There are no cuckoos in central Alaska, but that cuckoo clock was a part of every day of my young life. The first cuckoo. Little was I to know that, one day, I would wait for the same call to signal the beginning of spring.
Cuckoo in France
The first time I heard a cuckoo in France, I glanced around for a cuckoo clock. It reminded me powerfully of the cuckoo clock, the coo-coo call, except that it echoed across the valley.
This was the famous bird of Europe that cuckoo clocks around the world are modeled after. The sound of the bird’s call is the same as the clock, but different. The clocks’ coo-coos were always identical. With the bird, each call is distinct, some coo-coos longer and drawn out, some shorter, some deeper.
Symbolism of Coo-Coos
Cuckoos are slender birds that have played an important role in human culture for decades. In Europe they are associated with spring because they are migratory and return in spring. Their calls signal the end of winter. But that’s not the only association.

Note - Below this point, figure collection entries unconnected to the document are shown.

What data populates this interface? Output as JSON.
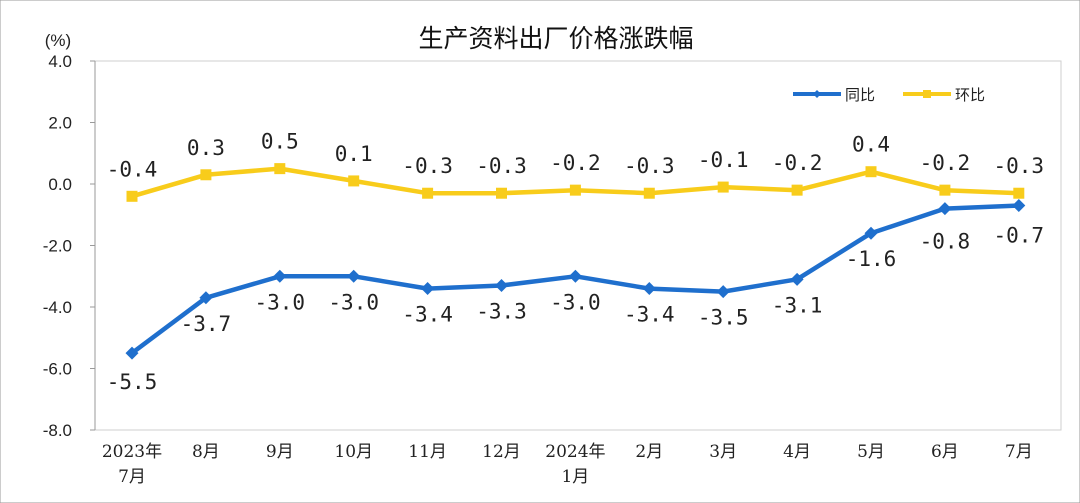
{
  "chart_data": {
    "type": "line",
    "title": "生产资料出厂价格涨跌幅",
    "unit_label": "(%)",
    "ylim": [
      -8.0,
      4.0
    ],
    "y_ticks": [
      "4.0",
      "2.0",
      "0.0",
      "-2.0",
      "-4.0",
      "-6.0",
      "-8.0"
    ],
    "y_tick_values": [
      4,
      2,
      0,
      -2,
      -4,
      -6,
      -8
    ],
    "categories": [
      [
        "2023年",
        "7月"
      ],
      [
        "8月"
      ],
      [
        "9月"
      ],
      [
        "10月"
      ],
      [
        "11月"
      ],
      [
        "12月"
      ],
      [
        "2024年",
        "1月"
      ],
      [
        "2月"
      ],
      [
        "3月"
      ],
      [
        "4月"
      ],
      [
        "5月"
      ],
      [
        "6月"
      ],
      [
        "7月"
      ]
    ],
    "grid": false,
    "legend_position": "top-right",
    "series": [
      {
        "name": "同比",
        "color": "#1f6fcd",
        "marker": "diamond",
        "values": [
          -5.5,
          -3.7,
          -3.0,
          -3.0,
          -3.4,
          -3.3,
          -3.0,
          -3.4,
          -3.5,
          -3.1,
          -1.6,
          -0.8,
          -0.7
        ],
        "labels": [
          "-5.5",
          "-3.7",
          "-3.0",
          "-3.0",
          "-3.4",
          "-3.3",
          "-3.0",
          "-3.4",
          "-3.5",
          "-3.1",
          "-1.6",
          "-0.8",
          "-0.7"
        ]
      },
      {
        "name": "环比",
        "color": "#f8cc1b",
        "marker": "square",
        "values": [
          -0.4,
          0.3,
          0.5,
          0.1,
          -0.3,
          -0.3,
          -0.2,
          -0.3,
          -0.1,
          -0.2,
          0.4,
          -0.2,
          -0.3
        ],
        "labels": [
          "-0.4",
          "0.3",
          "0.5",
          "0.1",
          "-0.3",
          "-0.3",
          "-0.2",
          "-0.3",
          "-0.1",
          "-0.2",
          "0.4",
          "-0.2",
          "-0.3"
        ]
      }
    ]
  }
}
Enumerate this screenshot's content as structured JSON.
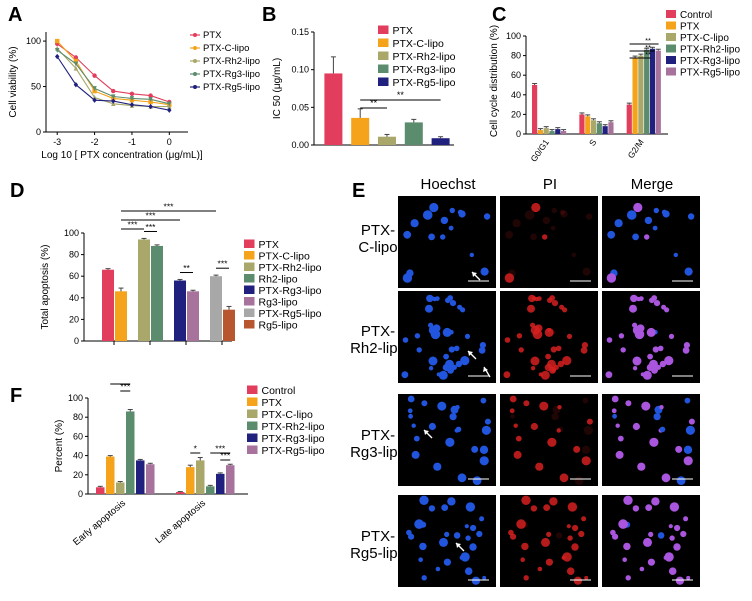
{
  "panels": {
    "A": "A",
    "B": "B",
    "C": "C",
    "D": "D",
    "E": "E",
    "F": "F"
  },
  "colors": {
    "red": "#e23d5c",
    "orange": "#f5a31a",
    "olive": "#a9a86a",
    "green": "#5c8c6e",
    "navy": "#20207e",
    "mauve": "#a7729b",
    "gray": "#a8a8a8",
    "rust": "#b8562f",
    "blue_cells": "#2255dd",
    "red_cells": "#d62020",
    "purple_cells": "#aa55dd"
  },
  "chart_data": [
    {
      "id": "A",
      "type": "line",
      "xlabel": "Log 10 [ PTX concentration (μg/mL)]",
      "ylabel": "Cell viability (%)",
      "x_ticks": [
        "-3",
        "-2",
        "-1",
        "0"
      ],
      "y_ticks": [
        "0",
        "50",
        "100"
      ],
      "xlim": [
        -3.3,
        0.5
      ],
      "ylim": [
        0,
        110
      ],
      "x": [
        -3,
        -2.5,
        -2,
        -1.5,
        -1,
        -0.5,
        0
      ],
      "series": [
        {
          "name": "PTX",
          "color": "#e23d5c",
          "marker": "circle",
          "values": [
            97,
            82,
            62,
            45,
            42,
            40,
            33
          ]
        },
        {
          "name": "PTX-C-lipo",
          "color": "#f5a31a",
          "marker": "square",
          "values": [
            100,
            78,
            45,
            37,
            35,
            33,
            30
          ]
        },
        {
          "name": "PTX-Rh2-lipo",
          "color": "#a9a86a",
          "marker": "triangle",
          "values": [
            92,
            70,
            38,
            31,
            29,
            28,
            28
          ]
        },
        {
          "name": "PTX-Rg3-lipo",
          "color": "#5c8c6e",
          "marker": "triangle-down",
          "values": [
            90,
            75,
            48,
            39,
            37,
            36,
            31
          ]
        },
        {
          "name": "PTX-Rg5-lipo",
          "color": "#20207e",
          "marker": "diamond",
          "values": [
            83,
            52,
            35,
            34,
            30,
            28,
            24
          ]
        }
      ]
    },
    {
      "id": "B",
      "type": "bar",
      "ylabel": "IC 50 (μg/mL)",
      "y_ticks": [
        "0.00",
        "0.05",
        "0.10",
        "0.15"
      ],
      "ylim": [
        0,
        0.15
      ],
      "categories": [
        "PTX",
        "PTX-C-lipo",
        "PTX-Rh2-lipo",
        "PTX-Rg3-lipo",
        "PTX-Rg5-lipo"
      ],
      "values": [
        0.095,
        0.036,
        0.011,
        0.03,
        0.009
      ],
      "errors": [
        0.022,
        0.012,
        0.003,
        0.004,
        0.002
      ],
      "colors": [
        "#e23d5c",
        "#f5a31a",
        "#a9a86a",
        "#5c8c6e",
        "#20207e"
      ],
      "significance": [
        {
          "from": 1,
          "to": 2,
          "label": "**"
        },
        {
          "from": 1,
          "to": 4,
          "label": "**"
        }
      ]
    },
    {
      "id": "C",
      "type": "bar",
      "ylabel": "Cell cycle distribution (%)",
      "y_ticks": [
        "0",
        "20",
        "40",
        "60",
        "80",
        "100"
      ],
      "ylim": [
        0,
        100
      ],
      "categories": [
        "G0/G1",
        "S",
        "G2/M"
      ],
      "series": [
        {
          "name": "Control",
          "color": "#e23d5c",
          "values": [
            50,
            20,
            30
          ]
        },
        {
          "name": "PTX",
          "color": "#f5a31a",
          "values": [
            4,
            18,
            78
          ]
        },
        {
          "name": "PTX-C-lipo",
          "color": "#a9a86a",
          "values": [
            6,
            14,
            80
          ]
        },
        {
          "name": "PTX-Rh2-lipo",
          "color": "#5c8c6e",
          "values": [
            3,
            11,
            86
          ]
        },
        {
          "name": "PTX-Rg3-lipo",
          "color": "#20207e",
          "values": [
            5,
            8,
            87
          ]
        },
        {
          "name": "PTX-Rg5-lipo",
          "color": "#a7729b",
          "values": [
            3,
            12,
            85
          ]
        }
      ],
      "significance": [
        "**",
        "**",
        "**"
      ]
    },
    {
      "id": "D",
      "type": "bar",
      "ylabel": "Total apoptosis (%)",
      "y_ticks": [
        "0",
        "20",
        "40",
        "60",
        "80",
        "100"
      ],
      "ylim": [
        0,
        100
      ],
      "categories": [
        "PTX",
        "PTX-C-lipo",
        "PTX-Rh2-lipo",
        "Rh2-lipo",
        "PTX-Rg3-lipo",
        "Rg3-lipo",
        "PTX-Rg5-lipo",
        "Rg5-lipo"
      ],
      "values": [
        66,
        46,
        94,
        88,
        56,
        46,
        60,
        29
      ],
      "errors": [
        1,
        3,
        1,
        1,
        1,
        1,
        1,
        3
      ],
      "colors": [
        "#e23d5c",
        "#f5a31a",
        "#a9a86a",
        "#5c8c6e",
        "#20207e",
        "#a7729b",
        "#a8a8a8",
        "#b8562f"
      ],
      "significance": [
        "***",
        "***",
        "***",
        "***",
        "**",
        "***",
        "***"
      ]
    },
    {
      "id": "F",
      "type": "bar",
      "ylabel": "Percent (%)",
      "y_ticks": [
        "0",
        "20",
        "40",
        "60",
        "80",
        "100"
      ],
      "ylim": [
        0,
        100
      ],
      "categories": [
        "Early apoptosis",
        "Late apoptosis"
      ],
      "series": [
        {
          "name": "Control",
          "color": "#e23d5c",
          "values": [
            7,
            2
          ]
        },
        {
          "name": "PTX",
          "color": "#f5a31a",
          "values": [
            39,
            28
          ]
        },
        {
          "name": "PTX-C-lipo",
          "color": "#a9a86a",
          "values": [
            12,
            35
          ]
        },
        {
          "name": "PTX-Rh2-lipo",
          "color": "#5c8c6e",
          "values": [
            86,
            8
          ]
        },
        {
          "name": "PTX-Rg3-lipo",
          "color": "#20207e",
          "values": [
            35,
            21
          ]
        },
        {
          "name": "PTX-Rg5-lipo",
          "color": "#a7729b",
          "values": [
            31,
            30
          ]
        }
      ],
      "errors": [
        [
          1,
          0.5
        ],
        [
          1,
          2
        ],
        [
          1,
          3
        ],
        [
          2,
          1
        ],
        [
          1,
          1
        ],
        [
          1,
          1
        ]
      ],
      "significance": [
        "***",
        "***",
        "*",
        "***",
        "***"
      ]
    }
  ],
  "microscopy": {
    "columns": [
      "Hoechst",
      "PI",
      "Merge"
    ],
    "rows": [
      {
        "line1": "PTX-",
        "line2": "C-lipo"
      },
      {
        "line1": "PTX-",
        "line2": "Rh2-lipo"
      },
      {
        "line1": "PTX-",
        "line2": "Rg3-lipo"
      },
      {
        "line1": "PTX-",
        "line2": "Rg5-lipo"
      }
    ]
  }
}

In Greek mythology, cuckoos are sacred to the goddess Hera, wife of Zeus. generally medium-sized slender birds. In India, they are sacred to Kamadeva, the god of desire. In Japan, they are related to unrequited love.
Coo-Coos to Me
To me, the call of the cuckoo signals the beginning of spring. But it is also a ribbon that wraps the pieces of my life together. It was sitting in the house in central Alaska that, listening to the cuckoo clock sound the hours, I resolved I would live in France one day. And now, I listen for the coo-coo in March, splitting open the winter sky to let spring move in.
And because of that association, the cuckoo represents the possibility of cherishing dreams and realizing them, the fact that change is possible, that where one is at the moment is never the only possibility. That’s what spring means to me too: new beginnings, clean slates, another chance at the run for the roses.